The Infield Fly Rule: Explained By An Umpire

In 2012, the infield fly rule was thrown back in the spotlight by baseball analysts after the National League Wild Card game between the Cardinals and Braves. Many called it controversial, saying MLB umpire Sam Holbrook erroneously ruled an infield fly on the play and costing the Braves the game. The fans at Turner Field threw bottles, cups and almost anything they could find onto the field in protest causing an almost 20-minute delay. The problem is, while Sam Holbrook was a bit late mechanically in calling an infield fly, the rule was applied correctly.

As an umpire who has worked high school baseball, high-level travel ball tournaments, and almost every level from 8-year-old kids to 18-year-old college-ready travel ball teams, I have applied the infield fly countless times. This is how I came to fully understand the infield fly rule and learned how to apply it properly. I take pride in fully understanding the rules of the game in both the Official Baseball Rules (OBR) and National Federation of State High School Associations (NFHS) rule sets. 

So, what exactly defines an infield fly?

In NFHS, the infield fly is defined as the following: "An infield fly is a fair fly (not including a line drive nor an attempted bunt) which can be caught by an infielder with ordinary effort, (rule does not preclude from being allowed to attempt to make the catch) and provided the hit is made before two are out and at a time when first or second or all bases are occupied." NFHS 2-19

OBR states the same rule in 2.00: "An infield fly is a fair fly ball [not including a line drive nor an attempted bunt] which can be caught by an infielder with ordinary effort, when first and second, or first, second and third bases are occupied, before two are out."

Reading the definition of the infield fly rule straight from the rules book, one can clearly see where the issue can arise.

While 99% of infield fly rule applications are standard, non-controversial situations the "ordinary effort by an infielder" portion of the rule is what causes the controversial issues.

Going back to the situation in the game between the Cardinals and Braves in 2012, the cause of the controversy was that exact portion of the rule.

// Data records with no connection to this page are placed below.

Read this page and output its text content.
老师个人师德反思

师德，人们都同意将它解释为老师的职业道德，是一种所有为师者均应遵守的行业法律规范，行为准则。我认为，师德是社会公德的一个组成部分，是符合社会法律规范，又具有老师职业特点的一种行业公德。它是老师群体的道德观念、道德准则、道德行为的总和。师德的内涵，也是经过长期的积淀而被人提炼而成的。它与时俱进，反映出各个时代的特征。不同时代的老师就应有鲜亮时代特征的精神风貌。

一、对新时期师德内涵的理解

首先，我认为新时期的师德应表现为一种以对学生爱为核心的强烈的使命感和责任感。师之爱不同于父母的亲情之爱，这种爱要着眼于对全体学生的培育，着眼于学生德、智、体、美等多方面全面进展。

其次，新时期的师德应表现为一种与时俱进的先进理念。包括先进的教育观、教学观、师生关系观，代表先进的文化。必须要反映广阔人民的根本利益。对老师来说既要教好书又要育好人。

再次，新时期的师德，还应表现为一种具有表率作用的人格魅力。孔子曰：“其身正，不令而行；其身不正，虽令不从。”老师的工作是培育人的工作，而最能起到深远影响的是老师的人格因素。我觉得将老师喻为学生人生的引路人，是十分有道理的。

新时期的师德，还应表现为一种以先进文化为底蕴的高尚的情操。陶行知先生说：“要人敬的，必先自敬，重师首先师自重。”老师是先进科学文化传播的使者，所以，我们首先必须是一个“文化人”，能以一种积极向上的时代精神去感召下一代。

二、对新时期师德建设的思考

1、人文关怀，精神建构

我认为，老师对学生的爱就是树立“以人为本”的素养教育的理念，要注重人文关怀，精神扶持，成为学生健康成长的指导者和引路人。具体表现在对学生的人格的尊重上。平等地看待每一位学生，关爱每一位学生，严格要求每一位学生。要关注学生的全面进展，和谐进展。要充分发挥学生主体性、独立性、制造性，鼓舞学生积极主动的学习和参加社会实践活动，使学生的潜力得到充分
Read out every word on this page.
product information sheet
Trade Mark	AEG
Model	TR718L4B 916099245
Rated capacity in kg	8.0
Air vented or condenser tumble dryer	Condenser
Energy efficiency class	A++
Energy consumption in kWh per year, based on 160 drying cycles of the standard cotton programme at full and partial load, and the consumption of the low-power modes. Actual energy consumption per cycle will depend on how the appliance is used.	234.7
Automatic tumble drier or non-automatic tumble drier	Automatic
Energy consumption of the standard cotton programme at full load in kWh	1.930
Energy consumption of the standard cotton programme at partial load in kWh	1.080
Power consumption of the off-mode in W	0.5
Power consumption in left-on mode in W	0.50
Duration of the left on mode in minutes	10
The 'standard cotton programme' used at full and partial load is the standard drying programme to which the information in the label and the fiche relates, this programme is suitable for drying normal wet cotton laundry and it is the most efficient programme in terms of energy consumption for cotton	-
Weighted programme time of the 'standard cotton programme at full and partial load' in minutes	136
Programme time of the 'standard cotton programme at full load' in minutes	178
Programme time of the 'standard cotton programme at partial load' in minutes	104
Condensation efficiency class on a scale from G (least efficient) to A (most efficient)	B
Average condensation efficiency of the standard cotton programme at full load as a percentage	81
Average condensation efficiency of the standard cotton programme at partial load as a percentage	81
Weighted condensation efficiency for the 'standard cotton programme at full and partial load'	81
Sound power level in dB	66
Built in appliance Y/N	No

Also, many forget that the infielder does not need to be in the infield nor does an infielder even need to attempt to make the catch for the infield fly rule to be applied.

So what defines ordinary effort?

Essentially, if an infielder can in the judgement of the umpire make the catch without making a spectacular play. Examples of a spectacular play would be an infielder sprinting towards the ball in an attempt to make the catch, catching it over his shoulder with his back towards home plate, diving to catch the ball, etc. If an infielder is camped under the pop fly or jogging/stepping backwards while facing the infield this would be considered an infield fly and the rule should be applied. Also, there is a misconception as well that the infielder must be camped under it for the rule to be applied; this is not true. Remember, the rule is in place to protect the offense from the defense letting the ball intentionally drop and turning a double or even a triple play.

The biggest issues I have had with the infield fly while on the field are coaches complaining about the infielder being in the outfield grass or not being camped under the pop fly. While I attempt to educate the coaches on the exact terminology of the rule, some are so confused with "infield" being the name of the rule they forget or ignore what the rule actually states.

One of the best tools a coach can have is a copy of the rule book from the rule association that the league you are playing in uses along with a case book. When I was umpire coordinator, I handed out copies of the NFHS rule book to every coach at the coaches meeting before the season began. It significantly cut down basic rule issues and arguments regarding a variety of topics, and I urge every coach to buy a copy of whichever rule book your team plays under and learn it. It will make you a better coach and significantly cut down your rule discussions with umpires during games. However, do not ever bring a rule book onto the field.